Minimal attachment killing (MAK): a versatile method for susceptibility testing of attached biofilm-positive and -negative Staphylococcus epidermidis

• Published in: Medical microbiology and immunology Vol. 191; no. 2; pp. 107 - 114
• Main Authors: KNOBLOCH, Johannes K.-M, VON OSTEN, Heimke, HORSTKOTTE, Matthias A, ROHDE, Holger, MACK, Dietrich
• Format: Journal Article
• Language: English
• Published: Berlin Springer 01.10.2002; Springer Nature B.V
• Subjects: Anti-Bacterial Agents - classification; Anti-Bacterial Agents - immunology; Antibiotics; Bacteria; Bacterial Adhesion; Bacteriological methods and techniques used in bacteriology; Bacteriology; Biofilms - drug effects; Biological and medical sciences; Drug Resistance, Microbial; Fundamental and applied biological sciences. Psychology; Infections; Microbial Sensitivity Tests - methods; Microbiology; Models, Biological; Mutation; Pathogens; Staphylococcus epidermidis - drug effects; Staphylococcus epidermidis - genetics; Staphylococcus epidermidis - physiology; Biofilm; Bacteria; Micrococcales; Micrococcaceae; Staphylococcus epidermidis; Drug susceptibility test
• ISSN: 0300-8584; 1432-1831
• DOI: 10.1007/s00430-002-0125-2

Due to its ability to attach to polymeric surfaces Staphylococcus epidermidis is a common pathogen in chronic, medical device-associated infections.

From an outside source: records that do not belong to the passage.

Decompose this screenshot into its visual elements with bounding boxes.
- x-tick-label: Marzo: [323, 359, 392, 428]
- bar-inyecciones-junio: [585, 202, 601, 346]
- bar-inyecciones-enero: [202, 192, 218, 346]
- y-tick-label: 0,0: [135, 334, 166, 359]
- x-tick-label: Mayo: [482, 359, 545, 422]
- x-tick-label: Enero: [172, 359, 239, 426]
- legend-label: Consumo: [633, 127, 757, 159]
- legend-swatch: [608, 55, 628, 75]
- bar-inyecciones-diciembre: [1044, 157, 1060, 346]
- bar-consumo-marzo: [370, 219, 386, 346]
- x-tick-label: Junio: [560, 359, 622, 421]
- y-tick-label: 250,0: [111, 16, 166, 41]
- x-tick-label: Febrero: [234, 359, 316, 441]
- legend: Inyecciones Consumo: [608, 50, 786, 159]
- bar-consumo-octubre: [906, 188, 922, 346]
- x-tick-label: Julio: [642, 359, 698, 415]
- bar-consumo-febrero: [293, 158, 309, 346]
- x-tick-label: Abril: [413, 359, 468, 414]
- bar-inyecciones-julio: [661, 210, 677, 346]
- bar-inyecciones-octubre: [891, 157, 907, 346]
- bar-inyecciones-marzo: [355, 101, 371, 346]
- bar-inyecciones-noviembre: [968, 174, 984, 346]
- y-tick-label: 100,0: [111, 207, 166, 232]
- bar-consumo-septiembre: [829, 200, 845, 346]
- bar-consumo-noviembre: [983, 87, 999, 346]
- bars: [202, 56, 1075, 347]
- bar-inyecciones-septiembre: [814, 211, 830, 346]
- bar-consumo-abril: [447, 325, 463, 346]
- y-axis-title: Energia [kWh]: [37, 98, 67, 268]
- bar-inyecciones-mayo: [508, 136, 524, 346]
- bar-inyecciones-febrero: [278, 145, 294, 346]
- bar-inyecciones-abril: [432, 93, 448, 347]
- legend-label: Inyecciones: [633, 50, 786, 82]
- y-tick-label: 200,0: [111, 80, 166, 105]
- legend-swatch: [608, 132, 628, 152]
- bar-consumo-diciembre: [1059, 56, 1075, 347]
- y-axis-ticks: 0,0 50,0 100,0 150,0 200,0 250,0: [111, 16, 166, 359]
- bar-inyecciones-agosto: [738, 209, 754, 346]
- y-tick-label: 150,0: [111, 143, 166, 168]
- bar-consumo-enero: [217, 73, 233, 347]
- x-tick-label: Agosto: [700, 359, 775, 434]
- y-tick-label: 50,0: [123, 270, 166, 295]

Attached S. epidermidis displays reduced susceptibility against a variety of antimicrobial substances, and little correlation between standard susceptibility test results and clinical outcome of antibiotic treatment is observed. In this study we established a new, versatile, and easy method of antimicrobial susceptibility testing for attached Staphylococcus epidermidis, suitable for both biofilm-negative and biofilm-positive attached bacteria using readily available equipment. For three biofilm-positive wild-type strains and their biofilm-negative mutants minimal attachment killing concentrations (MAK) of penicillin, oxacillin, vancomycin, and gentamicin were determined. Depending on strain and investigated antibiotics, a heterogeneous MAK (MAK(hetero)) could be differentiated from a homogeneous resistance (MAK(homo)), favoring a model of few persisters within attached cells under antibiotic treatment. For the biofilm-negative mutants, a lower MAK(homo) was detected than for the corresponding wild types for some of the tested antibiotics, which probably resulted from higher bacterial inocula of wild-type strains, whereas the MAK(hetero) were comparable for mutants and wild types for most of the tested antibiotics and strains. These data indicate that biofilm formation is not a necessary prerequisite for persistence of attached S. epidermidis cells under antibiotic treatment, which could explain therapeutic failure in foreign body-associated infections due to biofilm-negative S. epidermidis isolates. The highly individual resistance phenotypes of the investigated strains with different antibiotics suggests that MAK determination could help to predict the therapeutic outcome of foreign body-associated infections with both biofilm-positive and biofilm-negative S. epidermidis.